Оба – и министр, и Непомнящий – бросились подбирать веер и, само собой, самым жалким образом столкнулись. Один близорукий Казимир ничего не заметил и, сделав неловкое движение, одной ногой наступил на руку министра, а другой раздавил злополучный веер.
– Милостивый государь, – вскричал раздосадованный Непомнящий, – вы – невежа!
– Что я такого сделал? – изумился Казимир.
– Вы сломали веер! – прошипел министр, держась за руку.
Казимирчик рассыпался в извинениях. Он искренне сожалеет, что так получилось. Он обязательно пришлет синьоре другой веер, нет, три веера, нет, пять! И прежде, чем Лина Кассини успела вставить хоть слово, он быстро поцеловал ее руки и удалился.
На лестнице его нагнала Амалия, которая не упустила ни единой детали происшедшего.
– Дядя, – сказала она, – я что-то не понимаю. С каких это пор у тебя плохое зрение?
– С тех самых, как ты отправила меня на невыполнимое задание, – горестно ответил Казимир.
– Вот как? – Амалия нахмурилась. – Значит, по-твоему, дело плохо?
– Ты ее видела? – вопросом на вопрос ответил собеседник.
– Конечно. Красивая женщина, правда, в ней есть какая-то ленивая нега… что-то от статуи. Но она действительно очень хороша. А что?
– Она очень хорошо умеет считать деньги, – объявил Казимир. – И на эмоции ее не купишь.

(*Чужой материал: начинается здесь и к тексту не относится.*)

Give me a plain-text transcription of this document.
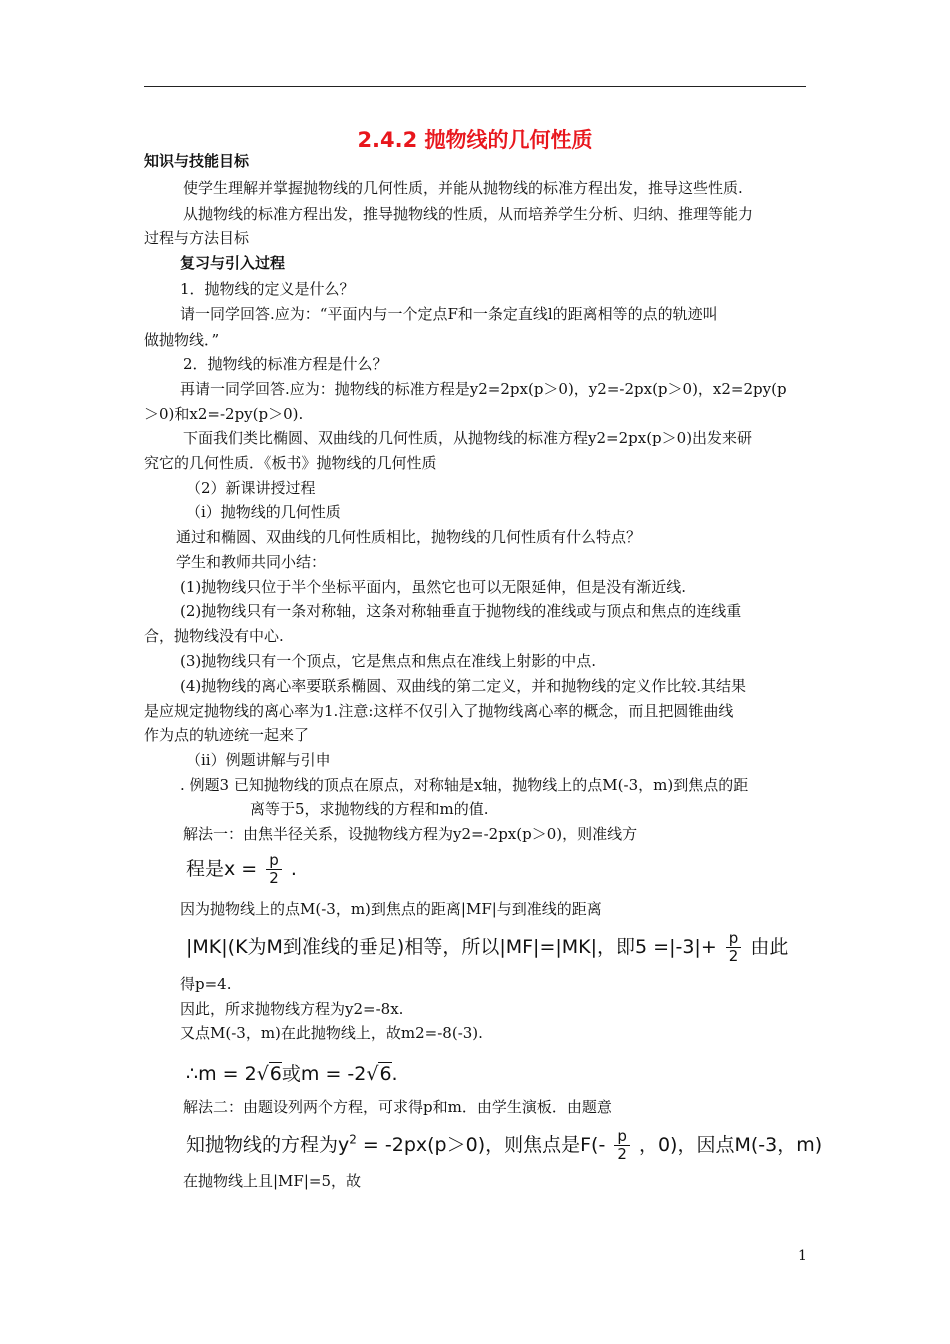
2.4.2 抛物线的几何性质
知识与技能目标
使学生理解并掌握抛物线的几何性质，并能从抛物线的标准方程出发，推导这些性质.
从抛物线的标准方程出发，推导抛物线的性质，从而培养学生分析、归纳、推理等能力
过程与方法目标
复习与引入过程
1．抛物线的定义是什么？
请一同学回答.应为：“平面内与一个定点F和一条定直线l的距离相等的点的轨迹叫
做抛物线．”
2．抛物线的标准方程是什么？
再请一同学回答.应为：抛物线的标准方程是y2=2px(p＞0)，y2=-2px(p＞0)，x2=2py(p
＞0)和x2=-2py(p＞0).
下面我们类比椭圆、双曲线的几何性质，从抛物线的标准方程y2=2px(p＞0)出发来研
究它的几何性质．《板书》抛物线的几何性质
（2）新课讲授过程
（i）抛物线的几何性质
通过和椭圆、双曲线的几何性质相比，抛物线的几何性质有什么特点？
学生和教师共同小结：
(1)抛物线只位于半个坐标平面内，虽然它也可以无限延伸，但是没有渐近线.
(2)抛物线只有一条对称轴，这条对称轴垂直于抛物线的准线或与顶点和焦点的连线重
合，抛物线没有中心.
(3)抛物线只有一个顶点，它是焦点和焦点在准线上射影的中点.
(4)抛物线的离心率要联系椭圆、双曲线的第二定义，并和抛物线的定义作比较.其结果
是应规定抛物线的离心率为1.注意:这样不仅引入了抛物线离心率的概念，而且把圆锥曲线
作为点的轨迹统一起来了
（ii）例题讲解与引申
. 例题3 已知抛物线的顶点在原点，对称轴是x轴，抛物线上的点M(-3，m)到焦点的距
离等于5，求抛物线的方程和m的值.
解法一：由焦半径关系，设抛物线方程为y2=-2px(p＞0)，则准线方
程是$x = \frac{p}{2}$ .
因为抛物线上的点M(-3，m)到焦点的距离|MF|与到准线的距离
|MK|(K为M到准线的垂足)相等，所以|MF|=|MK|，即$5 =|-3|+ \frac{p}{2}$ 由此
得p=4.
因此，所求抛物线方程为y2=-8x.
又点M(-3，m)在此抛物线上，故m2=-8(-3).
∴m = 2√6或m = -2√6.
解法二：由题设列两个方程，可求得p和m．由学生演板．由题意
知抛物线的方程为$y^2 = -2px(p>0)$，则焦点是$F(- \frac{p}{2}$ ，0)，因点M(-3，m)
在抛物线上且|MF|=5，故
1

– Я видела то же, что и ты, – помедлив, призналась Амалия, – и слышала то же самое. Можно узнать, из чего ты сделал свои выводы?
– У нее руки холодные, как у лягушки, – отрезал дядюшка. – И пульс ни разу не подскочил, пока я с ней любезничал. Прежде чем подойти ко мне, она посмотрела сначала на мои перстни, а потом уже на мое лицо. Каких еще доказательств тебе надо? Поразительно, что в твоей службе тебя не научили определять суть людей. То, что она красавица и прочее, в данном случае роли не играет, потому что перед тобой не человек вовсе, а счеты. У нее каждая фраза – костяшка туда, костяшка сюда. – Он сделал несколько выразительных движений, словно вычисляя на воображаемых счетах. – Как только она прознает, что я не богаче министра, она и думать обо мне забудет.